De Taifa werd in 1094 veroverd door de legendarische Castilliaanse ridder Rodrigo Díaz de Vivar, beter bekend als "El Cid". Hij was tot zijn dood in 1099 koning van Valencia, maar kwam in 1099 om het leven waarna zijn vrouw het koninkrijk in 1101 kwijt raakte aan de Berberse Almoraviden. Het zou tot 1238 duren voor de Reconquista definitief Valencia zou bereiken, de stad werd in dat jaar veroverd door koning Jaime I van Aragón. In de eeuwen hierna ontwikkelde de taal zich dankzij Catalaanse immigranten die het gebied moesten herbevolken na het vertrek van vele joden en moslims.
Centrum van Valencia
Het koninkrijk Valencia bleef formeel tot 1707 bestaan onder de kroon van Aragón en later Spanje, tot de status ontnomen werd door koning Felipe V (de eerste koning uit het huis van Bourbon) tijdens de Spaanse Successieoorlog. Valencia steunde het oude koninklijke huis van Habsburg en werd hiervoor gestraft door het ontbinden van het koninkrijk en het verminderen van de autonomie, later volgden Aragón (1707), Mallorca (1715) en Catalunya (1716) om dezelfde reden. De moderne autonome regio werd in 1982 opgericht, als gevolg van de hervormingen die koning Juan Carlos doorvoerde na de dood van Franco.
De regio heeft drie Vueltawinnaars voortgebracht: Bernardo Ruiz (1948), Angelino Soler (1961) en Ángel Casero (2001). De actieve profs zijn: Dídac Ortega (Acqua & Sapone), Rafael Valls (Footon), Francisco José Pacheco (Xacobeo) en Rubén Plaza (Caisse d'Epargne). Plaza is de enige die meedoet in deze Vuelta.
De aankomstplaats Orihuela (Val: Oriola) is met 86.000 inwoners de vierde stad van de provincie Alicante (1.9m), achter Alicante (335k), Elche (230k) en Torrevieja (102k) en voor Benidorm (71k). Alicante is de vierde provincie van Spanje, achter Madrid, Barcelona en Valencia.

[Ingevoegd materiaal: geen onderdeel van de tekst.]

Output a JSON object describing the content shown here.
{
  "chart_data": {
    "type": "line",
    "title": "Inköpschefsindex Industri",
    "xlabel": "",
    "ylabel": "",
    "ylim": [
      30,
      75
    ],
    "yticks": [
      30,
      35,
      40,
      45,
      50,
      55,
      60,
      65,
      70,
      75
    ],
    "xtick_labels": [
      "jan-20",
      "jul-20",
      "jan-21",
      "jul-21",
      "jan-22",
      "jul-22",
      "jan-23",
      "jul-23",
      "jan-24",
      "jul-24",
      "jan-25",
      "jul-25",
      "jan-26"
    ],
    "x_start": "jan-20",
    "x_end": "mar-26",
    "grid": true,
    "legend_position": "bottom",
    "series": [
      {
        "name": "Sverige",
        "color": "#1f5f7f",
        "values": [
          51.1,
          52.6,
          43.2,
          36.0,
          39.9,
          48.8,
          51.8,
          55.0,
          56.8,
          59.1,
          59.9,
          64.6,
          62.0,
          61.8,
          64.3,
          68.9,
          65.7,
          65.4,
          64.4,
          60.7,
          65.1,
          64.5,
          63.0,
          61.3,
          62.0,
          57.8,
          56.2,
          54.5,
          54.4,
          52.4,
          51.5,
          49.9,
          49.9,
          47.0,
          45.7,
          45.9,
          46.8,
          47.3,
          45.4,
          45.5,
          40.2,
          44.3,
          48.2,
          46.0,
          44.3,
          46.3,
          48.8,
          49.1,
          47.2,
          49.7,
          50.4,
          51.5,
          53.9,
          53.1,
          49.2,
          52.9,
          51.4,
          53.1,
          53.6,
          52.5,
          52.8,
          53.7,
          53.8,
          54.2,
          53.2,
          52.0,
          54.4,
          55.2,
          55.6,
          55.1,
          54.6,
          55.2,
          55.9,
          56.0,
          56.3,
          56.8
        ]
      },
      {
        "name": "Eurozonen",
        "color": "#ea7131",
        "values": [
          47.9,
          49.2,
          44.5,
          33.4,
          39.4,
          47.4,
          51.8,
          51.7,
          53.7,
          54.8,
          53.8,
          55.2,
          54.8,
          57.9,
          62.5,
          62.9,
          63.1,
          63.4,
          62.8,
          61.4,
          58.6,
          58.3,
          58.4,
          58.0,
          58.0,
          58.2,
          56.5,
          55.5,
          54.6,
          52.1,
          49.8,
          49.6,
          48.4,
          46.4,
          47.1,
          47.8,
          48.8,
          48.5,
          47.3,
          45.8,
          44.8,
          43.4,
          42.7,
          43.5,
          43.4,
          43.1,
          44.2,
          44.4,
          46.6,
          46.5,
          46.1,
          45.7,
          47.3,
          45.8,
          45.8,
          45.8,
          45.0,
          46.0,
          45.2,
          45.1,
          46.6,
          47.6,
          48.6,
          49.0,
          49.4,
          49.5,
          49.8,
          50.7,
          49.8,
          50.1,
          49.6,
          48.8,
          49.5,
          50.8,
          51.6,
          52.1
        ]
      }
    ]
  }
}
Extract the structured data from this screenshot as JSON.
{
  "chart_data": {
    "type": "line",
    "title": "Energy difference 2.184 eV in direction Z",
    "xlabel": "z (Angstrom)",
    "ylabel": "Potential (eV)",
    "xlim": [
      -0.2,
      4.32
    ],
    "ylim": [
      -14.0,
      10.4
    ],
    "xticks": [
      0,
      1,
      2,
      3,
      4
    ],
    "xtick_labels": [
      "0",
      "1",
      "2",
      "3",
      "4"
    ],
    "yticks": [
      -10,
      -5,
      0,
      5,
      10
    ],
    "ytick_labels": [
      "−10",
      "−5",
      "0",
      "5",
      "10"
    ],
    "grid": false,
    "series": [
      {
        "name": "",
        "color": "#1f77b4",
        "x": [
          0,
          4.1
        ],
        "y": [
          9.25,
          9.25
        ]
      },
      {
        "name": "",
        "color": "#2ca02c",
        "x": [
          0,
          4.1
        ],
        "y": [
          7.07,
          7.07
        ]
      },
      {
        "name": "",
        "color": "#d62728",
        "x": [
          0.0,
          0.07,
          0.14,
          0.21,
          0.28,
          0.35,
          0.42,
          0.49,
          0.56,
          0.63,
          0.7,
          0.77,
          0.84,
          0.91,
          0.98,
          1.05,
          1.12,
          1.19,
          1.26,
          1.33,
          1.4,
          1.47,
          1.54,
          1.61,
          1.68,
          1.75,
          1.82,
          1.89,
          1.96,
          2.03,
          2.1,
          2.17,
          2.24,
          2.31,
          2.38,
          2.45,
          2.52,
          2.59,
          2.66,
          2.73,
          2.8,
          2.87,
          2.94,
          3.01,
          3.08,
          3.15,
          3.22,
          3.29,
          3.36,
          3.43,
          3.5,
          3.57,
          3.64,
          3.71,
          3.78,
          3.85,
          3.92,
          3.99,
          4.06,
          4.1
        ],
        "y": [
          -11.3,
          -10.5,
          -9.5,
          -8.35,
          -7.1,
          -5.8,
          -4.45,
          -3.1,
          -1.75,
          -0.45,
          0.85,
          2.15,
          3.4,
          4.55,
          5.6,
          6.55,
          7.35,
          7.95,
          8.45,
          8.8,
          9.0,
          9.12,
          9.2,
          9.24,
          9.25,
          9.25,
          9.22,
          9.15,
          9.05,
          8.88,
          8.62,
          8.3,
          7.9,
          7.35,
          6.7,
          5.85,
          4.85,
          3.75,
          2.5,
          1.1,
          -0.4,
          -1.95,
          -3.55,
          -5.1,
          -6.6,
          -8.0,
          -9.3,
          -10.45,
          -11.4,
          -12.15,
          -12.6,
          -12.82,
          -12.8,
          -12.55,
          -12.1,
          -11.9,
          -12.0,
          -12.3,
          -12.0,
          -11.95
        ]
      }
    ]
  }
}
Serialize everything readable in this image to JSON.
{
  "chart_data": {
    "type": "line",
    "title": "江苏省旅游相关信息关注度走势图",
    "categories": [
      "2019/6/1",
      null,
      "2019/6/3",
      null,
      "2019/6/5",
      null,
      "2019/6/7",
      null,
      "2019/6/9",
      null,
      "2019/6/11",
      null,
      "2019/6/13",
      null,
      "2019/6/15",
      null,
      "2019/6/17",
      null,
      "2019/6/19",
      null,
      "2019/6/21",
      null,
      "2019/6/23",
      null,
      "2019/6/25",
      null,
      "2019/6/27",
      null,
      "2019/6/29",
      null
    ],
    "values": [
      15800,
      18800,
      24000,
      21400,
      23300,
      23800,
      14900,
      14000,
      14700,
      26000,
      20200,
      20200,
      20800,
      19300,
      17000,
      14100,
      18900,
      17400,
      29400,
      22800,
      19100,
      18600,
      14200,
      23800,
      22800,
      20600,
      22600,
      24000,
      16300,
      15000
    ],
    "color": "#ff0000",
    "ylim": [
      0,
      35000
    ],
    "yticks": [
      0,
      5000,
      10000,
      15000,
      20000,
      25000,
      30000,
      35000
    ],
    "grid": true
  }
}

Orihuela ligt in het uiterste zuiden van de regio en net als het 20km zuidwestelijker gelegen Murcía aan de Segura rivier. De stad ligt zo'n 30km ten westen van de badplaats Torrevieja aan de Costa Blanca, de hoofdstad Alicante ligt 50km naar het noordoosten.
Orihuela
De streek wordt ook wel de Vega Baja del Segura (Val: Baix Segura) genoemd en werd al duizenden jaren v.C. bewoond door Iberische en Keltische stammen vanwege de nabij gelegen zoutvlakten. De oude Grieken en Feniciërs dreven handel met deze stammen en de Carthagen bouwden er in 223 v.C. een fort. De stad zelf werd door de Romeinen gesticht in de 2e eeuw v.C. met als naam Orcelis. De Visigoten noemden het Auriola en maakten het de hoofdstad van één van de acht provincies in hun koninkrijk. In 713 sloot de Visigotische graaf Teodomiro een verdrag met de Moren, er werd een klein koninkrijkje genaamd Tudmir (Arabisch voor Teodimiro) gesticht bestaande uit zeven steden, waaronder Orihuela, Elche en Alicante. De Moren beloofden, tegen betaling uiteraard, de christenen in dit kleine gebied met rust te laten, zolang zij niets deden om de Moorse belangen buiten het gebied te schaden. Een unieke overeenkomst in Al-Andalus, maar in de 9e eeuw werd het alsnog geannexeerd.
De Moren noemden het stadje Uryula, nadat het kalifaat van Córdoba uit elkaar viel behoorde het oorspronkelijk tot het Taifa rijk Delia en vanaf 1053 bij Murcía. De stad werd net als Murcía in 1266 verovert op de Almohaden door koning Jaime I van Aragón, hij moest de steden volgens een verdrag echter afstaan aan Castilla. In 1296 namen de Aragonesen de stad alsnog in en in 1304 werd Orihuela formeel toegevoegd tot het koninkrijk Valencia onder de kroon van Aragón. De stad groeide in de 15e en 16e eeuw uit tot de tweede stad van Valencia, uit deze tijd stamt ook het grootste deel van het historische centrum, waaronder de in 1510 voltooide "Catedral de Salvador y Santa María".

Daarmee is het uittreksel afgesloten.